Because of its pronounced side effects, the areas of application of phenylbutazone are now limited. The drug is only given for acute attacks of the chronic inflammatory rheumatic disease ankylosing spondylitis, acute rheumatoid arthritis and acute gout attacks.
Another field of application of phenylbutazone is veterinary medicine for the treatment of animals. There the agent is administered intravenously, intramuscularly or orally. Percutaneous solutions and ointments are also used. The drug is used in numerous large and small animal practices. Giving food to animals from which food is supplied is prohibited within the EU. Horses are a frequent field of application of the drug. In equestrian sports, however, phenylbutazone is also an inadmissible doping agent.
Human patients are given phenylbutazone with suppositories, coated tablets, tablets and injection solutions. The doctor in charge determines the dose. The recommended starting dose is 600 milligrams of phenylbutazone, while the maintenance dose must not exceed 400 mg per day. In principle, phenylbutazone should only be administered for a short time.
Numerous side effects can occur with the use of phenylbutazone. Around 20 to 30 percent of patients suffer from undesirable side effects. Most of the time, the symptoms are diarrhea, nausea, black stools, severe pain in the upper abdomen, unnoticed loss of blood, rash and itching of the skin.
Tiredness, dizziness, sleep disorders, headaches, nervousness, declining liver values, hepatitis, bile congestion and the formation of edema are also possible.
The rarely occurring side effects include gastrointestinal ulcers, allergic reactions such as asthma attacks, bleeding, anemia (anemia), blood formation disorders associated with fever, flu-like symptoms, sore throat, skin bleeding, inflamed oral mucosa, nosebleeds and kidney and pancreas and liver dysfunction. In addition, hypersensitivity reactions may occur that require immediate medical attention.
It is not suitable to take phenylbutazone if the patient suffers from a stomach or intestinal ulcer. If you have an inflammatory bowel disease such as ulcerative colitis or Crohn's disease, consultation with a doctor is necessary. In addition, the drug should be avoided if there are blood formation disorders such as porphyria. The same applies if the patient is already bleeding.

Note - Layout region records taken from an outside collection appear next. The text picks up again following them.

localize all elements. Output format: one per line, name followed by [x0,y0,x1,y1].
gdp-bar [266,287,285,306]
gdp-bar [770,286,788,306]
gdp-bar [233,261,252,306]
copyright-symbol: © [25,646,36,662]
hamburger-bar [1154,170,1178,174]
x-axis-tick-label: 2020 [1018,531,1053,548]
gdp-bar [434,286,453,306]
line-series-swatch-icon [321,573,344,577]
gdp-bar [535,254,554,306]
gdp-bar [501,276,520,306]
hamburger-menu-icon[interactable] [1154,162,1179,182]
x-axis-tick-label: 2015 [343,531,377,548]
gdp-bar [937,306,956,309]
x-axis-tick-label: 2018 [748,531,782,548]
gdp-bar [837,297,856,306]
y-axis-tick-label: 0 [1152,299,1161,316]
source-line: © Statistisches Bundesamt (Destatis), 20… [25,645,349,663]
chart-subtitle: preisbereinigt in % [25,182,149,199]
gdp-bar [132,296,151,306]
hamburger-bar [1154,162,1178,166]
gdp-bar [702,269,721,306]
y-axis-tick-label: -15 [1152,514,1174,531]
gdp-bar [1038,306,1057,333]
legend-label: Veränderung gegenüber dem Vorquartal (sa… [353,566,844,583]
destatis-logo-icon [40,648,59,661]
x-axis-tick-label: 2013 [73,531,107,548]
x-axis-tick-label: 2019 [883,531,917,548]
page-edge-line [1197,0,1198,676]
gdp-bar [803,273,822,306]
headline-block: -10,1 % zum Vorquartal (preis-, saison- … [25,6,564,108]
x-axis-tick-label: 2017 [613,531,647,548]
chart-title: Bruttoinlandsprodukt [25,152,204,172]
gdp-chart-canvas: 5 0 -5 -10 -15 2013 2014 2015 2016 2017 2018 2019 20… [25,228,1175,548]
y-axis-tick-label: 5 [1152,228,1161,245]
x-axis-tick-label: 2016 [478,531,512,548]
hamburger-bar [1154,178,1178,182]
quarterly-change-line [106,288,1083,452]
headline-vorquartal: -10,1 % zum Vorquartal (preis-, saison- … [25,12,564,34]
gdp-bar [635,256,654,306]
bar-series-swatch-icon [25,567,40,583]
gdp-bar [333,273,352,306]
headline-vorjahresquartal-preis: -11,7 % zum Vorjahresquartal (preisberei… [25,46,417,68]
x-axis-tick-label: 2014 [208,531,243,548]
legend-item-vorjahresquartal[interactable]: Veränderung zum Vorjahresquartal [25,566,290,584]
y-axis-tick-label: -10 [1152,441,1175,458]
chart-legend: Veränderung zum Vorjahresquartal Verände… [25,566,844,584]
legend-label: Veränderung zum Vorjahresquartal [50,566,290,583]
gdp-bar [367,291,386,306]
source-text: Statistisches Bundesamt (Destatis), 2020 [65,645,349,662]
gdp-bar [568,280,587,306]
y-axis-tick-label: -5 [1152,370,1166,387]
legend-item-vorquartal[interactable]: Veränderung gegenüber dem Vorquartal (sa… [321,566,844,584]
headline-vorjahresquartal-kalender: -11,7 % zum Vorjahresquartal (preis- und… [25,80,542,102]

Phenylbutazone must not be used during pregnancy. If the agent is used during this period, the scientific studies are not yet sufficient to rule out serious side effects on the embryo. Animal experiments showed evidence of malformations. The long dwell time of the drug is also considered counterproductive. In the last trimester of pregnancy, there is a risk that phenylbutazone will inhibit labor and cause complications during childbirth.
Taking phenylbutazone during breastfeeding is also not recommended, as small amounts of the active ingredient can pass into breast milk. The drug is also not suitable for children.
The simultaneous administration of phenylbutazone and other medicinal products may cause interactions. For example, the parallel administration of the non-steroidal anti-inflammatory drug and other anti-inflammatory preparations, such as glucocorticoids, can increase the risk of side effects in the gastrointestinal tract.
Certain drugs also weaken the positive effects of phenylbutazone. These include the antibiotic rifampicin, the cholesterol-lowering drug colestyramine, the barbiturate phenobarbital, the neuroleptic promethazine and the antiallergic agent chlorphenamine.
On the other hand, phenylbutazone can in turn increase the effects of diabetes drugs, insulin and anticoagulants (anti-coagulants). The drug also affects the excretion of methotrexate from the body.